Due manoscritti di San Vittore (Ms BN lat. 14904 e fr. 25550) riportavano “i versi della Danza Macabra, tali e quali come sono nel cimitero degli Innocenti”, ed è quel testo, più affidabile delle sue incisioni, che riproduce l’edizione di Guyot Marchand, attribuito generalmente a Jean Gerson.
Questo pittore aveva dei modelli letterari: nell’Incontro tra i tre vivi e i tre morti, i tre cadaveri dicono a un duca, a un conte e ad un figlio di re “Tels serez vous comme nous sommes” (“Sarete così come siamo noi”).
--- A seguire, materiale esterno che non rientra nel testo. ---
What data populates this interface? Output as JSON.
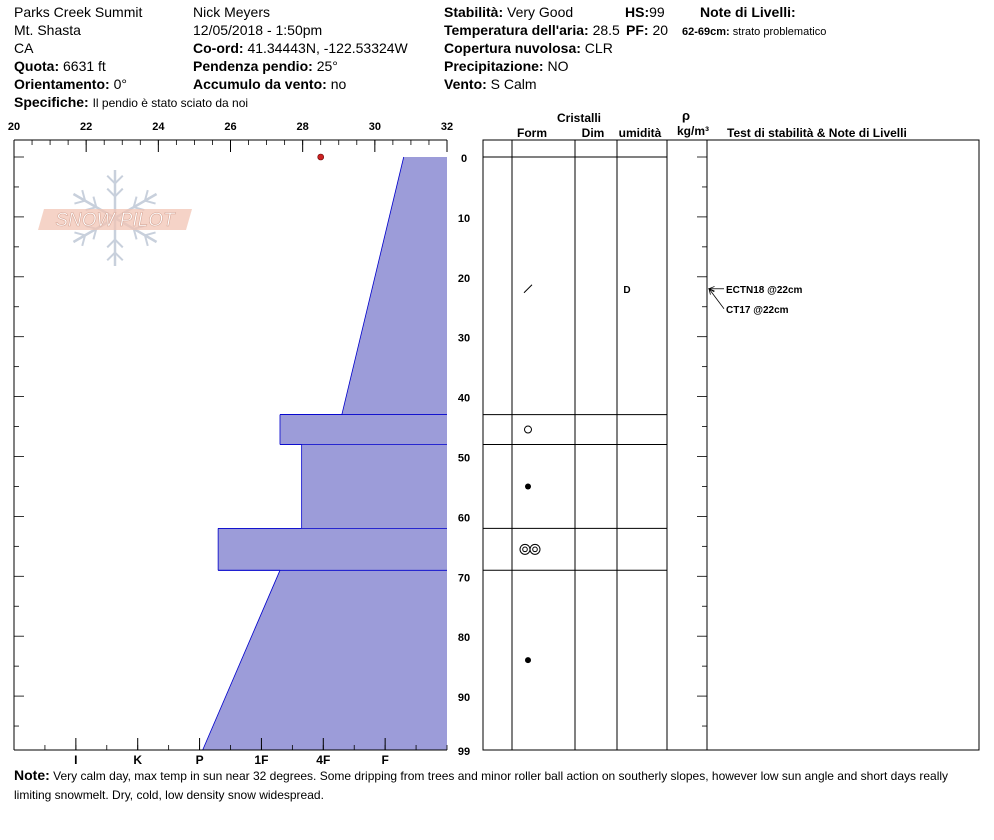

I tre morti non sono scheletri, ma cadaveri in decomposizione come la sola donna rappresentata nella cappella di Macra.
Nondimeno, non si può dire che quei morti danzino letteralmente, come nell’affresco di Macra, dove menano la farandola, a volte con la schiena piegata fino a toccar terra con la testa, a volte lanciati in avanti o saltando sui piedi.
Ma le danze macabre spagnole amano mostrar la morte che invita i vivi:
“A la danza mortal venid los nacidos!”
(“Alla danza mortale, venite, viventi!”),
“Vos, rei poderoso, venid a danzar!”
(“Voi, re potente, venite a danzare!”).
E il predicatore, facendo fretta:
“Haced lo que os digo, no os retraséis que ya la muerte comienza su terrible danza!”
(“Fate quello che vi dico, non ritraetevi che già la morte comincia la sua terribile danza!”).
Doveva essere cosí anche nella rappresentazione che il Duca di Borgogna aveva fatto fare in una danza macabra a Bruges nel 1449, prova, se non di un’origine teatrale, almeno di una riproposizione teatrale del tema. Nell’edizione di Guyot Marchand, una stampa mostra l’orchestra dei morti composta da un quatuor: arpa, tamburo, cornamusa, organo portativo.
Questa edizione parigina conosce una trentina di copie. La danza macabra della Chaise-Dieu rappresenta, forse, la sequenza di personaggi piú vicina a quella che abbiamo qui: il numero dei personaggi è forse legato allo spazio disponibile, ma la serie della cappella di Macra, probabilmente, corrisponde ad una serie corta più antica. La tendenza era, infatti, piuttosto di aggiungerne: cosí, ad esempio, in Guyot Marchand, con i mestieri, nel 1486. Alla Chaise-Dieu (1480), questo capita con le donne –secondo il manoscritto BN fr. 25434, sembra che una prima danza di donne sia apparsa con Marziale di Alvernia–. La civiltá cortese d’Occitania deve per forza aver esercitato una certa influenza. Guyot Marchand nel 1491 aggiunge 36 personaggi femminili (“la danza macabra delle donne”) ai 40 personaggi maschili della sua edizione del 1486.
La scelta dei personaggi potrebbe essere rivelatrice degli interessi del comandatario dell’opera. Si vede che, a differenza della Chaise-Dieu, non è stata aggiunta alla “danza macabra degli uomini” una serie femminile, e che la cultura laica (il Signore, la dama e il trovatore, il monaco filosofo e il poeta) non è stata qui tenuta in alcun conto. Ma se ci ricordiamo i temi degli affreschi del registro superiore, ci accorgiamo che l’artista, forse di un livello minore di quello che ha dipinto la danza macabra, l’ha messa al servizio del messaggio di Tommaso Biazaci: sono coloro che hanno poteri e fortuna che sono chiamati a lasciare l’orgoglio e l’amore per il denaro –tanto i principi della Chiesa che i padroni del mondo–. E il paesano, che, alla fine, resta spaiato, rappresenta, forse, solo la gente del luogo, i contadini vittime dell’arroganza o beneficiari della generosità dei grandi della Terra.